21.  D was acquitted of the burglary, and it was conceded in that case that his DNA profile ought to have been removed from the database before the match was made under section 64(1) of the Police and Criminal Evidence Act 1984, as it was prior to the substitution of section 64(1A) by section 82 of the Criminal Justice and Police Act 2001. In R (S) v Chief Constable of the South Yorkshire Police [2004] UKHL 39, [2004] 1 WLR 2196, differing views were expressed as to whether retention of fingerprints or samples amounted to an interference with the right to respect for private life. In para 31 Lord Steyn said that he inclined to the view that article 8(1) was not engaged and that, if he was wrong in this view, any interference was very modest indeed. Baroness Hale of Richmond disagreed. In para 78 she said that it would be surprising if Strasbourg were not to consider it incumbent upon the state to justify its retention and storage of DNA samples and profiles. Her prediction was borne out by the court’s decision in S and Marper v United Kingdom, Application Nos 30562/04 and 30566/04, 4 December 2008. In that case the Grand Chamber drew attention in para 122 to the risk of stigmatising those who have not been convicted of any offence and are entitled to the presumption of innocence. It held that the blanket and indiscriminate nature of the power of retention under the substituted section 64(1A) of PACE failed to strike a fair balance between the competing public and private interests, and that there had been a violation of article 8: para 125.

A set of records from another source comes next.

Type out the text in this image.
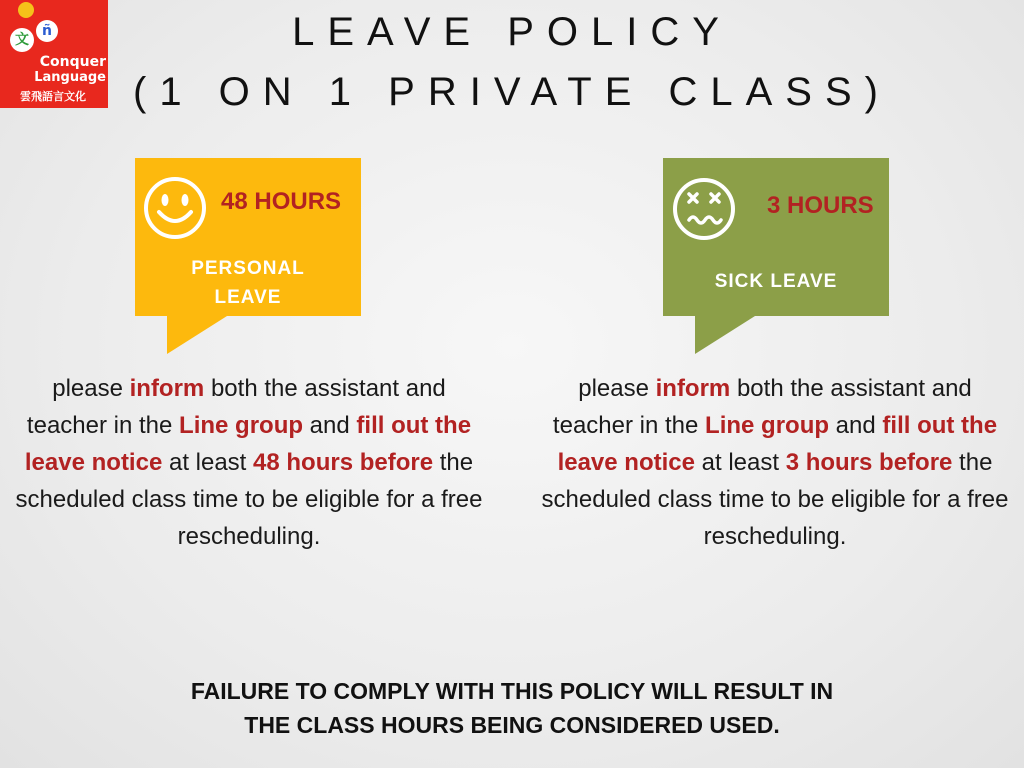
文
ñ
Conquer
Language
雲飛語言文化
LEAVE POLICY
(1 ON 1 PRIVATE CLASS)
48 HOURS
PERSONAL
LEAVE
3 HOURS
SICK LEAVE

please inform both the assistant and teacher in the Line group and fill out the leave notice at least 48 hours before the scheduled class time to be eligible for a free rescheduling.

please inform both the assistant and teacher in the Line group and fill out the leave notice at least 3 hours before the scheduled class time to be eligible for a free rescheduling.

FAILURE TO COMPLY WITH THIS POLICY WILL RESULT IN
THE CLASS HOURS BEING CONSIDERED USED.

22.  As the indiscriminate retention of samples of a person’s DNA must now be held to be incompatible with his rights under article 8(1), so too must be the publication of the fact that his retained DNA has been used to link him to the commission of a crime of which he has been acquitted. I think that it must follow that the test as to whether this was information in respect of which D had a reasonable expectation of privacy is satisfied. He was acquitted of the burglary in connection with which his DNA samples were taken. He has been acquitted of the rape too. The double jeopardy rule has been abolished but the Attorney General has not taken steps to seek his retrial for that offence. He remains entitled to the presumption of innocence. This is not just an article 6 point. It has a direct bearing on the approach that must be taken to his article 8 right. The link that his DNA sample provides to the commission of the rape is personal information. The giving of publicity to the link will inevitably suggest that he is guilty of the offence. Lord Pannick described this as the jigsaw effect. His reputation, his personality, the umbrella that protects his personal space from intrusion, will just as inevitably be damaged by it. The conclusion that broadcasting this information will engage his right to respect for his private life seems to me to be inescapable.